France

Villiers et Macron : l'amitié improbable entre le souverainiste et l'europhile convaincu

Les relations amicales entre Philippe de Villiers et Emmanuel Macron ne cessent d'étonner les médias français. Confirmerait-elle la stratégie actuelle du locataire de l'Elysée, désireux d'adresser des signaux positifs sur sa droite ?

Le fondateur du Mouvement pour la France (MPF), Philippe de Villiers a-t-il l'oreille du président ? C'est ce qu'affirme Le Journal du dimanche (JDD) dans un article daté du 20 mai.

L'hebdomadaire revient notamment sur la scène cocasse qui s'est déroulée, le 8 mai, lors de la finale de la Coupe de France de football lors de laquelle Philippe de Villiers a rejoint Emmanuel Macron et son épouse dans la loge présidentielle : «Où est Philippe ?», se serait inquiété le président de la République. L'hebdomadaire dominical décrit ensuite les échanges enjoués qu'ont eus Emmanuel Macron et le fondateur du parc du Puy du Fou. 

«Tu as regardé ce que j'ai dit sur BFM ?», demande Philippe de Villiers, faisant allusion à une phrase qu'il a lâchée dans le documentaire Le Casse du siècle : «S’il avait une soirée à perdre, il préférerait la passer avec moi plutôt qu’avec Christophe ­Castaner.» Réponse du président : «Bien sûr !» Toujours selon l'hebdomadaire, Brigitte Macron appuie : «Qu'est-ce qu'on a rigolé !»

Macron et Villiers veulent-ils la même Europe ?

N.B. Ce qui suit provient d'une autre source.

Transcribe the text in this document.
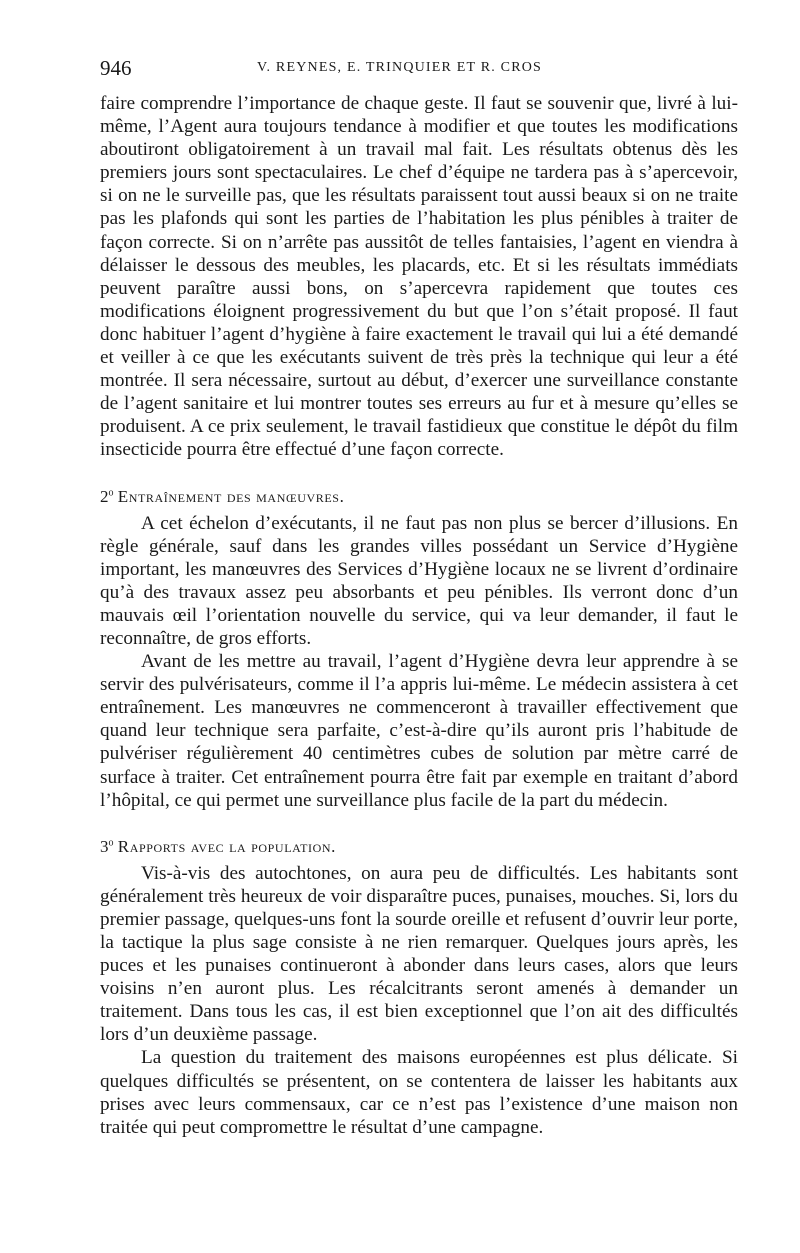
946	V. REYNES, E. TRINQUIER ET R. CROS

faire comprendre l’importance de chaque geste. Il faut se souvenir que, livré à lui-même, l’Agent aura toujours tendance à modifier et que toutes les modifications aboutiront obligatoirement à un travail mal fait. Les résultats obtenus dès les premiers jours sont spectaculaires. Le chef d’équipe ne tardera pas à s’apercevoir, si on ne le surveille pas, que les résultats paraissent tout aussi beaux si on ne traite pas les plafonds qui sont les parties de l’habitation les plus pénibles à traiter de façon correcte. Si on n’arrête pas aussitôt de telles fantaisies, l’agent en viendra à délaisser le dessous des meubles, les placards, etc. Et si les résultats immédiats peuvent paraître aussi bons, on s’apercevra rapidement que toutes ces modifications éloignent progressivement du but que l’on s’était proposé. Il faut donc habituer l’agent d’hygiène à faire exactement le travail qui lui a été demandé et veiller à ce que les exécutants suivent de très près la technique qui leur a été montrée. Il sera nécessaire, surtout au début, d’exercer une surveillance constante de l’agent sanitaire et lui montrer toutes ses erreurs au fur et à mesure qu’elles se produisent. A ce prix seulement, le travail fastidieux que constitue le dépôt du film insecticide pourra être effectué d’une façon correcte.

2$^o$ Entraînement des manœuvres.

A cet échelon d’exécutants, il ne faut pas non plus se bercer d’illusions. En règle générale, sauf dans les grandes villes possédant un Service d’Hygiène important, les manœuvres des Services d’Hygiène locaux ne se livrent d’ordinaire qu’à des travaux assez peu absorbants et peu pénibles. Ils verront donc d’un mauvais œil l’orientation nouvelle du service, qui va leur demander, il faut le reconnaître, de gros efforts.

Avant de les mettre au travail, l’agent d’Hygiène devra leur apprendre à se servir des pulvérisateurs, comme il l’a appris lui-même. Le médecin assistera à cet entraînement. Les manœuvres ne commenceront à travailler effectivement que quand leur technique sera parfaite, c’est-à-dire qu’ils auront pris l’habitude de pulvériser régulièrement 40 centimètres cubes de solution par mètre carré de surface à traiter. Cet entraînement pourra être fait par exemple en traitant d’abord l’hôpital, ce qui permet une surveillance plus facile de la part du médecin.

3$^o$ Rapports avec la population.

Vis-à-vis des autochtones, on aura peu de difficultés. Les habitants sont généralement très heureux de voir disparaître puces, punaises, mouches. Si, lors du premier passage, quelques-uns font la sourde oreille et refusent d’ouvrir leur porte, la tactique la plus sage consiste à ne rien remarquer. Quelques jours après, les puces et les punaises continueront à abonder dans leurs cases, alors que leurs voisins n’en auront plus. Les récalcitrants seront amenés à demander un traitement. Dans tous les cas, il est bien exceptionnel que l’on ait des difficultés lors d’un deuxième passage.

La question du traitement des maisons européennes est plus délicate. Si quelques difficultés se présentent, on se contentera de laisser les habitants aux prises avec leurs commensaux, car ce n’est pas l’existence d’une maison non traitée qui peut compromettre le résultat d’une campagne.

Bonne ambiance donc entre l'ancien candidat malheureux à deux élections présidentielles sous la bannière MPF (en 1995 puis en 2007) et Emmanuel Macron, même si leurs valeurs semblent pourtant s'opposer sur certains dossiers.

Le MPF est entré en léthargie en 2012, lorsque son président s'est mis lui-même en retrait de la vie politique pour des raisons de santé, mais la ligne qu'il lui avait donnée peut apparaître très éloignée des idées d'Emmanuel Macron, issu des rangs du Parti socialiste (PS) dont il a fait partie au moins de 2006 à 2009.

Ligne de fracture la plus évidente : Philippe de Villiers s'inscrit dans une tradition souverainiste et a activement milité contre les traités de Maastricht et de Lisbonne. L'ancien patron de la Vendée est connu pour avoir fustigé à de nombreuses reprises l'Union européenne qu'il juge trop coûteuse, technocratique et omnipotente dans sa version actuelle.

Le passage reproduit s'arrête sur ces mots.